Penúltima página. Capa. Reprodução
Penúltima página. Capa. Reprodução

“Lendo esta série de entrevistas do Vias de Fato, com personagens já tão familiares (Gildomar Marinho, Bruno Azevêdo, Celso Borges, Ricarte Almeida), noto que o amálgama comum a todos eles e a todas as interlocuções é na verdade a ponte cultural que interliga tudo: a curiosidade insaciável de Zema Ribeiro.

Do choro à literatura, do teatro ao boi, da arqueologia cultural à agitação geracional, dos cancionistas aos samurais da edição independente, esgrimindo doses precisas de rigor e senso dionisíaco, os textos nos levam ao bar e à academia, ao terreiro e aos velhos cinemas Éden e Roxy, aos becos e às festas de reggae.

Principalmente, as entrevistas remontam um cenário cultural e social que se mostra imprescindível para compreender a parabolicamará que move o Maranhão, sua antena particular de compreensão do universo pelo filtro da poesia, da linguagem.
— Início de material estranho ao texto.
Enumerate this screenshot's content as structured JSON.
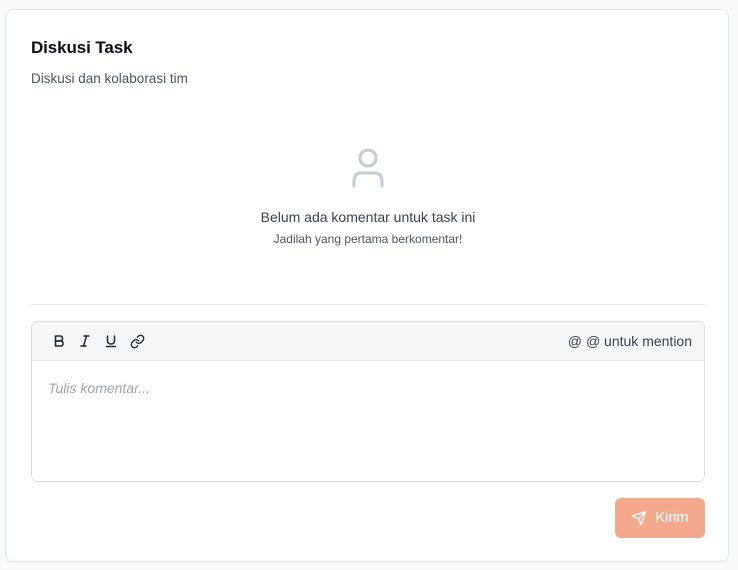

As políticas da perseverança e da honestidade intelectual permeiam tudo, da compreensão profunda de Ricarte (“As pessoas vivem e morrem à míngua”) à visão cósmica de Celso Borges, leitor de coisas intangíveis, como a revista Coyote.

Haicais e boutades escorrem desses saborosos textos. “Eu não conserto versos por conveniência”, decreta Gildomar Marinho. É uma complexa teia de análise, mas, por um motivo de puro mistério, não é possível, na leitura dos textos, dissociar política de música, literatura de combate, visionarismo de consciência.

Leia e seja mais um destrambelhado conosco.”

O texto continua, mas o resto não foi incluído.